Den Umgang der Aufklärung mit der Bibel thematisieren drei Beiträge: Daniel Weidner untersucht Johann David Michaelis’ Übersetzung des Alten Testaments, die er mit umfangreichen his­torischen und philologischen Anmerkungen versehen hat, und beobachtet, wie eine doppelte Übersetzung entsteht – eine am Wortlaut orientierte und eine rationale, die in den Anmerkungen entfaltet wird. Dirk Fleischer entfaltet die Kontroverse zwischen Hermann Samuel Reimarus und Johann Salomo Semler über das Verständnis der Bibel, die sich am siebten Fragment von Reimarus entzündete und bei Semler einen methodischen »Strukturwandel in der Erforschung des Urchristentums« (79) erkennen lässt. Klaus Fitschen stellt Gustav Friedrich Dinters Schullehrer-Bibel von 1824–1830 vor, in der er eine moderat aufgeklärte Lesart der Bibel zu pädagogischen Zwecken vertrat. – Zwei Beiträge behandeln literarische Themen: Volker Leppin beschäftigt sich mit zwei »unspiel­baren Dramen« von Friedrich Gottlieb Klopstock und seiner Frau Meta, von denen das des Ersten ein paar Mal aufgeführt wurde, aber eigentlich nicht für Inszenierungen gedacht war. Beiden Autoren ging es in ihren Stücken um ein Problem aufgeklärter biblischer Hermeneutik. Chris­tina Reuter stellt Johann Caspar Lavaters vierbändiges Riesenwerk »Pontius Pilatus« von 1782/83 als einen Versuch vor, eine »Bibel im Kleinen« zu schreiben, die sich aus der Szene der Verurteilung Christi entfaltet.

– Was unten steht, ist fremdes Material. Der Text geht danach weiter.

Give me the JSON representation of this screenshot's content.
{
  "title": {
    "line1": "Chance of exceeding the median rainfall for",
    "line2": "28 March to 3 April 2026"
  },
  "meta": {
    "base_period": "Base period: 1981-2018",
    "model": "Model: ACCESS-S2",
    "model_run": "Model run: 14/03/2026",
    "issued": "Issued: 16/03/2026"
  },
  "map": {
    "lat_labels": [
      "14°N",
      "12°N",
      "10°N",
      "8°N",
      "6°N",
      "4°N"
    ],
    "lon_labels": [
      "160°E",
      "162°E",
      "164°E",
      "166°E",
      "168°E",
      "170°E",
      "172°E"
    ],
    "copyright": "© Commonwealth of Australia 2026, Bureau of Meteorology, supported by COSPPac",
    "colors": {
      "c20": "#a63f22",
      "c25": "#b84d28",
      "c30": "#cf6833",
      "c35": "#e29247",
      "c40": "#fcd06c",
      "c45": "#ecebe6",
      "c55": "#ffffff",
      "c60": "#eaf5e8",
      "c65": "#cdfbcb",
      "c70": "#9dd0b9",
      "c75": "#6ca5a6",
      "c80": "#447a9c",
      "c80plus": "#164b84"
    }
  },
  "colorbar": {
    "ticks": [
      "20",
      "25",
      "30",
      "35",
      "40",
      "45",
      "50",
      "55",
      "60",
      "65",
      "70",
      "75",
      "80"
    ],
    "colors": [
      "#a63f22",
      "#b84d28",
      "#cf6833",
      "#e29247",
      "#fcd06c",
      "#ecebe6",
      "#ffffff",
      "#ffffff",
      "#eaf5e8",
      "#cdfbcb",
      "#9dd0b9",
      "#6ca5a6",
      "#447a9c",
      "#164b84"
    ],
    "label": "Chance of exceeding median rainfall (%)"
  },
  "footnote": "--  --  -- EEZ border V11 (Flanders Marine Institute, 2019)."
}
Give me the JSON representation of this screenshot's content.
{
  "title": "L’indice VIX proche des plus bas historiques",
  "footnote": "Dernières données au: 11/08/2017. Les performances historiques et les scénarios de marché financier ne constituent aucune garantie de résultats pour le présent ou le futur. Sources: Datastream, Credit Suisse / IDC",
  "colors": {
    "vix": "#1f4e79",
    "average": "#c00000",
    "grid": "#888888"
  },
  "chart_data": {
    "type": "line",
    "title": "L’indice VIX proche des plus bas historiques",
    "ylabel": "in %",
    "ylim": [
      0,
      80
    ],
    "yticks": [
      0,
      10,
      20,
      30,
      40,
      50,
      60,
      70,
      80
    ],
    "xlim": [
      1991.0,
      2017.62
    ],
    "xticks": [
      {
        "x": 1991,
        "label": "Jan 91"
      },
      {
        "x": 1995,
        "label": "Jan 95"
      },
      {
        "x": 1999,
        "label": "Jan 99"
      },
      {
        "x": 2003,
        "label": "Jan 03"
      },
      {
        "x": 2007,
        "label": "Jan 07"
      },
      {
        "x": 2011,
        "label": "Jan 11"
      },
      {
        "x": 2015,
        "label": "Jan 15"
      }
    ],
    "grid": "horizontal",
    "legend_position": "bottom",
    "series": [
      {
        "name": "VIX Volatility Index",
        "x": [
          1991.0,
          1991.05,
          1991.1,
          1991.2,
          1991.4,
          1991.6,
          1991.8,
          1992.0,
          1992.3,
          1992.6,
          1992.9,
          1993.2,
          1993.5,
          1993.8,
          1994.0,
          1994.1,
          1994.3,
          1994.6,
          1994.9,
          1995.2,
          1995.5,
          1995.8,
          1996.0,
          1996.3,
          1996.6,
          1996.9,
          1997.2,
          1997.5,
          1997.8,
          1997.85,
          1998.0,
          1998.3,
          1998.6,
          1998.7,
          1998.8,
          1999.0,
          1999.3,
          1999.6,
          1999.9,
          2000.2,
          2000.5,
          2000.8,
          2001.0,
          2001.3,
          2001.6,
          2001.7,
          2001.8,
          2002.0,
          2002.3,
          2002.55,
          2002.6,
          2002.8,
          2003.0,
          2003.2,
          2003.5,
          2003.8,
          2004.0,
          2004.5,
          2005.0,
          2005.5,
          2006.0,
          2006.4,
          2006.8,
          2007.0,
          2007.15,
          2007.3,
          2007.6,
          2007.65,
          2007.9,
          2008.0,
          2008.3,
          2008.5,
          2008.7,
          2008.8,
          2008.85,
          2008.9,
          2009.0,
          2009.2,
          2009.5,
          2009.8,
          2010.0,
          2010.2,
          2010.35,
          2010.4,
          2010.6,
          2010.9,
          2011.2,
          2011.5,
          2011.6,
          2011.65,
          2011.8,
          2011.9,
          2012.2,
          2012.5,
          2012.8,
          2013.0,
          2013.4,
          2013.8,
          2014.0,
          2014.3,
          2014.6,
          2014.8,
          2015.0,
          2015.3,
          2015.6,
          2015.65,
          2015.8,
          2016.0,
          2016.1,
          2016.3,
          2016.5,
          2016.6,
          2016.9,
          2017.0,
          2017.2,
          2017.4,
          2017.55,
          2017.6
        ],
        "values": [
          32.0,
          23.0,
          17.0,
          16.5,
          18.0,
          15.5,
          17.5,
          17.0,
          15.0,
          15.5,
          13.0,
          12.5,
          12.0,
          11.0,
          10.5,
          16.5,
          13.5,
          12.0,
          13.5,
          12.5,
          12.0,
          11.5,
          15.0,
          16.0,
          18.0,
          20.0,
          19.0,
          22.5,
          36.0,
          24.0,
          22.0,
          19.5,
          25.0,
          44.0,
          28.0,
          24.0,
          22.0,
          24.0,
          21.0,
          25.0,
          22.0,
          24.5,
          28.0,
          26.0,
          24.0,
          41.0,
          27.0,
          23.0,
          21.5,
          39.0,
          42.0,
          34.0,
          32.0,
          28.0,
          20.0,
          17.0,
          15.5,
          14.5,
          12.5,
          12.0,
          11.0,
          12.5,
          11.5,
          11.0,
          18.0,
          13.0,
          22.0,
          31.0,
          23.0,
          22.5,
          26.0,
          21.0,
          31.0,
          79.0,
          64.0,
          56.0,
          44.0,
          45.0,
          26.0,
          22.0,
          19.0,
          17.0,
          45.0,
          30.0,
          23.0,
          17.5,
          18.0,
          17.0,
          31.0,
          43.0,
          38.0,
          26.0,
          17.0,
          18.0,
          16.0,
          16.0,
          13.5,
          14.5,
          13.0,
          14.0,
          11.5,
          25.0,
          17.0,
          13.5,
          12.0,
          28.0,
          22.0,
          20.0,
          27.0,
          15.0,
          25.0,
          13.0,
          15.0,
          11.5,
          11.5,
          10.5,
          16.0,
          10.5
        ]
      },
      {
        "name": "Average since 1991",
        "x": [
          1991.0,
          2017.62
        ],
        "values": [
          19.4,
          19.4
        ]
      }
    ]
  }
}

Drei Beiträge lassen sich keiner anderen thematischen Gruppe zuordnen: Wolf-Friedrich Schäufele untersucht »Grundsätze theologischer Frühaufklärung« in der weit verbreiteten Enzyklopädie von Johann Heinrich Zedler aus den Jahren 1732–1754. Andres Straßberger revidiert die Terminologie von Rechts- und Linkswolffianismus in der Theologie am Beispiel von Johann Lorenz Schmidt und Johann Gustav Reinbeck, deren Differenz er an einem Unterschied zwischen hermeneutica universalis und hermeneutica sacra aufweist und sie als »liberal-theologischen« bzw. »konservativ-theo­logischen Wolffianismus« bezeichnet. Dirk Fleischer schließlich weist auf die 1788 veröffentlichte Theorie der Kirchengeschichte als Wissenschaft beim Prager katholischen Theologen Kaspar Royko hin, der sich auf Mosheim, Schroeckh und Walch stützte und konsequent die pragmatische Methode propagierte, die auch die Dogmatik ganz historisch werden ließ.
Der Sammelband enthält einen bunten Strauß von erhellenden Beiträgen zur theologischen Aufklärung auch über die Grenzen des im Titel genannten 18. Jh.s hinaus und bringt die Aufklärungsforschung wieder um ein gutes Stück weiter.